Notre jeune roi continue à aimer les honnêtes gens, à leur donner sa confiance, et à faire le bien, tant par lui-même que par ses ministres. Il n'y a point de jour où l'on ne fasse cesser quelque vexation ou quelque abus; mais la pelote était si énorme, qu'à peine paraît-elle encore dégrossie. Ce sera l'ouvrage du temps; aussi faisons-nous tous des vœux pour la conservation de ce jeune prince. On dit pourtant que les prêtres ont juré d'empêcher tout le bien qu'ils pourront, et qu'ils proposent aux parlements de se joindre à eux pour cette belle œuvre. Grâce aux magistrats vertueux qui sont dans le conseil, ce projet d'iniquité ne s'accomplira pas.

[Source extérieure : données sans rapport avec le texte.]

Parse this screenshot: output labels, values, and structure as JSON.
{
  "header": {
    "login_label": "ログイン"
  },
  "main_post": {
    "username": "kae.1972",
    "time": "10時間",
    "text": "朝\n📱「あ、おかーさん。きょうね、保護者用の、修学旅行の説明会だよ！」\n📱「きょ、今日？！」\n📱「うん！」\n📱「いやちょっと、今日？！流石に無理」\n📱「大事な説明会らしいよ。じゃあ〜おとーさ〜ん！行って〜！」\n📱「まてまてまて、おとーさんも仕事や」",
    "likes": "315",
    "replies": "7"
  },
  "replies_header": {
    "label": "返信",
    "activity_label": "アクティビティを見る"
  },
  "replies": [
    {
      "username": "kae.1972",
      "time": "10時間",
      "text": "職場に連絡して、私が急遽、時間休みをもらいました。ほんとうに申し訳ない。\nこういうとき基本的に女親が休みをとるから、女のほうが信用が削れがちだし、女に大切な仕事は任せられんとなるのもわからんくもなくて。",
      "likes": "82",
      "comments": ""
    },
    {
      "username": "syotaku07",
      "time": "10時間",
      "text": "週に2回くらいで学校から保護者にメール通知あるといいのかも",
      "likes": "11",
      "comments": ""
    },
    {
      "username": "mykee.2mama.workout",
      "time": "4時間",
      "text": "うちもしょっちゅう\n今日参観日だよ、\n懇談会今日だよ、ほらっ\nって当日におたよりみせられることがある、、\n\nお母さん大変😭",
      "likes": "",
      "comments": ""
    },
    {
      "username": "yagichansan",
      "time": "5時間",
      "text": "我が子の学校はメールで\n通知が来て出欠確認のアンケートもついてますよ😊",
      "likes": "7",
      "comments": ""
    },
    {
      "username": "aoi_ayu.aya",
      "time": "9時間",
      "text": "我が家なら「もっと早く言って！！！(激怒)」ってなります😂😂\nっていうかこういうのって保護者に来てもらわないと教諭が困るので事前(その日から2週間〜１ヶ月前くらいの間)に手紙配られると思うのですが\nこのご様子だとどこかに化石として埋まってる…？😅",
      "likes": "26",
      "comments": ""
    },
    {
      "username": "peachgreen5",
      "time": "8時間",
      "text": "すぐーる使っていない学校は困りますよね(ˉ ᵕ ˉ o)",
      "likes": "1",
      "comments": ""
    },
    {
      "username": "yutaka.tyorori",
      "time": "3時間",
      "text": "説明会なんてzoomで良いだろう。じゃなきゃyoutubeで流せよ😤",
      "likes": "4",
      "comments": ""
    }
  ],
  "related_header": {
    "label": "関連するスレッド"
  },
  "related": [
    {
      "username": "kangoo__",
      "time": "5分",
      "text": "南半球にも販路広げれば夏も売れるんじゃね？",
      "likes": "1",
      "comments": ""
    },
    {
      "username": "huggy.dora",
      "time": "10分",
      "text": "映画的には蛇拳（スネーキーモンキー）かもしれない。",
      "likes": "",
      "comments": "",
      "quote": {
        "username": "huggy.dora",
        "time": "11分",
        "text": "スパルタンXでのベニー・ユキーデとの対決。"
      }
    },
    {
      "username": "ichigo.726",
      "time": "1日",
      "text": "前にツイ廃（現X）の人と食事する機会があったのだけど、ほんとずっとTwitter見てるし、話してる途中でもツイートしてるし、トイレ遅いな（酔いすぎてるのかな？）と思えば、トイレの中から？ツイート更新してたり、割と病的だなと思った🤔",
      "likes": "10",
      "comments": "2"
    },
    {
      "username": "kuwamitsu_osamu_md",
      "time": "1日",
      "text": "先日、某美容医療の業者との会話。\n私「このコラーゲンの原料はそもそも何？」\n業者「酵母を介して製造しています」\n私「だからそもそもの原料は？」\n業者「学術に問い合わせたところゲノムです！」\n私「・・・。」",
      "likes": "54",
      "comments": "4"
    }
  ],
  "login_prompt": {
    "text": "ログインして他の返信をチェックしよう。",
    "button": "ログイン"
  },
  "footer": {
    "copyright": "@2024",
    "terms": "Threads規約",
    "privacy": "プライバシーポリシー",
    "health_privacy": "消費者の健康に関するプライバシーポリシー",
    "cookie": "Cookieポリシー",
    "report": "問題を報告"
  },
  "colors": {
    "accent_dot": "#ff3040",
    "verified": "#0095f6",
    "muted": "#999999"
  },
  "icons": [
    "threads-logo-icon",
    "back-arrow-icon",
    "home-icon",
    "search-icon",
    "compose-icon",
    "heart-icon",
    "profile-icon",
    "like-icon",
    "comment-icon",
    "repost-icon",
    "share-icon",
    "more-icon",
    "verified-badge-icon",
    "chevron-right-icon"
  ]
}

V. M. a très-bien jugé Le Kain, au moins si j'en crois mon petit sens et ma sévérité géométrique. Cet acteur a des moments de vérité, mais dans tout le reste il est d'une lenteur qui rend son jeu fatigant et monotone. Je voudrais que V. M. eût vu jouer mademoiselle Clairon. Elle n'avait pas ce défaut, et je suis presque assuré, Sire, qu'elle vous aurait plu bien davantage.

J'ai fait mettre il y a quelques jours au carrosse de Strasbourg un exemplaire destiné à V. M. du catalogue de feu M. Mariette, amateur<30> très-curieux et très-éclairé, qui avait la plus superbe collection de dessins et d'estampes. La vente commencera dans deux mois; et peutêtre V. M, voudra-t-elle y faire quelques acquisitions. C'est ce qui a engagé les héritiers à me prier de vous faire parvenir cet ample et curieux catalogue.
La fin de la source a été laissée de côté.